The only thing abnormal here is the rise in ADHD and ADD diagnoses (anywhere from 5% to 50% of the children in any given area in the United States and Canada), which is a called a "disease" although there is no diagnostic test proven to check for "symptoms." As it stands, pharmaceutical companies stand to make a lot of money prescribing antedotes for any child struggling with what is actually the syndrome of natural childhood, just as the New Age authors stand to make millions of dollars selling methodological nurturing suggestions to parents who suspect their child is indigo and may need special attention.

Whether that special attention comes in an orange bottle or out of a New Age book, that child is going to be affected, and it will no doubt echo in their behaviors, their meta-cognitive perspectives, their sense of self, their connection to other "non-indigo" children, and their sense of responsibility to the rest of society. Any special divination given to that child will upset the child's natural growth, whether they are labeled ADHD/ADD or Indigo, and will reflect in that child's behavior, which will only serve to reaffirm the doctors, parents, and mystics of their child's status, special abilities, or deformities. This is a dangerous ideology either way, because now that child is growing up in a bizarre world of delusion, neuroses, paranoia, and outright lies on their behalf, which won't make for a future any more brighter than the one we are already living in the present, and certainly no place for the so-called "chrystal children."

After all, when one is so paranoid that their child is anything but perfect that they are willing to realign the universe so that everything about their child seems justified in their own head, it doesn't seem as if these Indigo children are doing a very great job at "destroying human fear."

The controversy over the abundance of prescription medication treating undiagnosable "diseases" like ADHD causes a whole different set of realistic concerns. Certainly there will be children who fit the category and the condition can be proven to be having significant adverse effects on their ability to live an effective lives, but there is little doubt that most diagnoses are the result of a paranoid overreaction and the shrewd business practices of pharms. Statistically, behavioral disorders are not common enough to effect 1 out of every 2 children. Character is being misdiagnosed as ADHD, and if anything is at stake, it's a child's character--their ability to live a healthy life.

All this goes to show how adults, supposedly the rational minds at work in the world, often think with no better clarity than a child does about events in the world around them.

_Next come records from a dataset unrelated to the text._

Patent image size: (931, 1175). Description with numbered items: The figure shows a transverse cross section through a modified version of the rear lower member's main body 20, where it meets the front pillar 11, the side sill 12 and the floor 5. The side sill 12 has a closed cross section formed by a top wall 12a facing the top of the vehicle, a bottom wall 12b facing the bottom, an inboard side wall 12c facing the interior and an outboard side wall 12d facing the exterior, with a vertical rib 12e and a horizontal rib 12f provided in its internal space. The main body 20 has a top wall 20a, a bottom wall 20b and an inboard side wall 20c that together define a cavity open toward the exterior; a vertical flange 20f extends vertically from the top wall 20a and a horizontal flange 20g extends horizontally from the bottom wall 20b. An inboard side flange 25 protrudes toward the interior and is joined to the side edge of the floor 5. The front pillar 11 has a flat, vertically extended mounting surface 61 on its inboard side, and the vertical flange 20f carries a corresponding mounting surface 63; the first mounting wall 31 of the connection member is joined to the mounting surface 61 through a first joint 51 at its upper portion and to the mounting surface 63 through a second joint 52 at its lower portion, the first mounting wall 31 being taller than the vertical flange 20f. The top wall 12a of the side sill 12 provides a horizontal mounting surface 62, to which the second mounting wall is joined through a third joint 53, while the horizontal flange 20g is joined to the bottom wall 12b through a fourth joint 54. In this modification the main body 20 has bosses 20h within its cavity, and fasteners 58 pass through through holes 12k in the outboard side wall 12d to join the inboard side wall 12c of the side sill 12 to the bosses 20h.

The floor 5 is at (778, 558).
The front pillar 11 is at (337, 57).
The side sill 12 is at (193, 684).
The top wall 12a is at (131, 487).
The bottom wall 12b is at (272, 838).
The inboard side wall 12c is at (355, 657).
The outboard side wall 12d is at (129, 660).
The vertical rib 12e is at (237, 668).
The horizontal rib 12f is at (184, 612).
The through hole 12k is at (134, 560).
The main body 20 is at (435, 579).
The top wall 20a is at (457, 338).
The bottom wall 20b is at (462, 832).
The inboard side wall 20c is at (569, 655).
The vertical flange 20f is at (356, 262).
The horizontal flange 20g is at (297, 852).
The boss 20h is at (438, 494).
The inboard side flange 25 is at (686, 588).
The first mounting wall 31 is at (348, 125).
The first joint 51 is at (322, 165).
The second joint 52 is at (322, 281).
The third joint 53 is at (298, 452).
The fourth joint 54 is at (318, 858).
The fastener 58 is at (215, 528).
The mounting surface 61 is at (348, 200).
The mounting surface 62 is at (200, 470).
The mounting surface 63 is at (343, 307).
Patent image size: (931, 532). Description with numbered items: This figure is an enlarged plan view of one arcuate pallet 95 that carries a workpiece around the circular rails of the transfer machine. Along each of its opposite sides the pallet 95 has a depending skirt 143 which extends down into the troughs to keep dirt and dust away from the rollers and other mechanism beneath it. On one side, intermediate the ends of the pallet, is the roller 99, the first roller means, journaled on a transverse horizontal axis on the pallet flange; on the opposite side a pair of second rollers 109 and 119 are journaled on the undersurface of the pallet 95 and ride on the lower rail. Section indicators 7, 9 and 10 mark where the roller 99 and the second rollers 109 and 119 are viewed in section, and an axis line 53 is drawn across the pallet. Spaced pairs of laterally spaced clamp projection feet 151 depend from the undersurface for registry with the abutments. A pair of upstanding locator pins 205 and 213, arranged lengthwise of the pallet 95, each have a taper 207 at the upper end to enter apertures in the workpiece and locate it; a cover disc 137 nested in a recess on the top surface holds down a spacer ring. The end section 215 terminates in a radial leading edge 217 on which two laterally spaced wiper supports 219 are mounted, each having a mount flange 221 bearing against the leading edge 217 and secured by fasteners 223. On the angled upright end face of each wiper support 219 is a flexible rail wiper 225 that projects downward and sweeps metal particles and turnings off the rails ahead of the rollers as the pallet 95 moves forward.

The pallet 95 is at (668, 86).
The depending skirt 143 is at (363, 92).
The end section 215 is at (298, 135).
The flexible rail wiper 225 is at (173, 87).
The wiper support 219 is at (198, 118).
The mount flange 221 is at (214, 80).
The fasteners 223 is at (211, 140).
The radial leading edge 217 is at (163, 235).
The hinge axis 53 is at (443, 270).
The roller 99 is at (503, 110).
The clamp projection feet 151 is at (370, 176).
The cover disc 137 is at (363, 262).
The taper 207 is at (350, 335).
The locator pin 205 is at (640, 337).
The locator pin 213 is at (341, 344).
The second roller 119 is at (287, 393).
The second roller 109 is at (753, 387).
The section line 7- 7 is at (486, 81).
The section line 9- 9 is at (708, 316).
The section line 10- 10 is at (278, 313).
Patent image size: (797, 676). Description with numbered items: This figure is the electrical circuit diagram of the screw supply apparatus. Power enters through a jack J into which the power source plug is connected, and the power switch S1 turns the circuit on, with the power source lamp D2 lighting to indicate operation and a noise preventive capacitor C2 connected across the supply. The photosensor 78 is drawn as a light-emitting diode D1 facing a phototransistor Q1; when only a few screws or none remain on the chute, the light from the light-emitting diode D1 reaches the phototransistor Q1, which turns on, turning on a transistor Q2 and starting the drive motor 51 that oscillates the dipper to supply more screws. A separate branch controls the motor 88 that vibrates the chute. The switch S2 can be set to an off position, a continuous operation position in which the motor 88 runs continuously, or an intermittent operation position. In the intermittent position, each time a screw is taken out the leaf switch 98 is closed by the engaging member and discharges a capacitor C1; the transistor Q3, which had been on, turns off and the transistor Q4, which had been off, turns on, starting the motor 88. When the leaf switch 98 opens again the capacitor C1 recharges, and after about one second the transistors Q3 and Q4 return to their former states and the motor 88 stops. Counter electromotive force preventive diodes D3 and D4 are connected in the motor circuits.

We are paranoid and neurotic creatures from birth to death, regardless of what cognitive Piagetian stage we're in, regardless of whether we are prescribed medication for it or not, and our paranoias and neuroses are either encouraged or discouraged through our environment. Collectively we are in the process of a slow maturation, science and skepticism has been our best tool toward this end. And while there are some children who are encouraged to think with a rational mind, (natural children) whether through education, through parents, through medias, there are always children who are encouraged to think with a deluded mind (Indigos and misdiagnoses) by the same methods. These "children" don't have to be children in the traditional sense...anyone who holds beliefs to be true that are actually fantasies remains a child--regardless of age.

Either way, there's going to be a lot of paranoid and neurotic adults in the future. Is this the next evolution of mankind? Definitely not--looks like more of the same.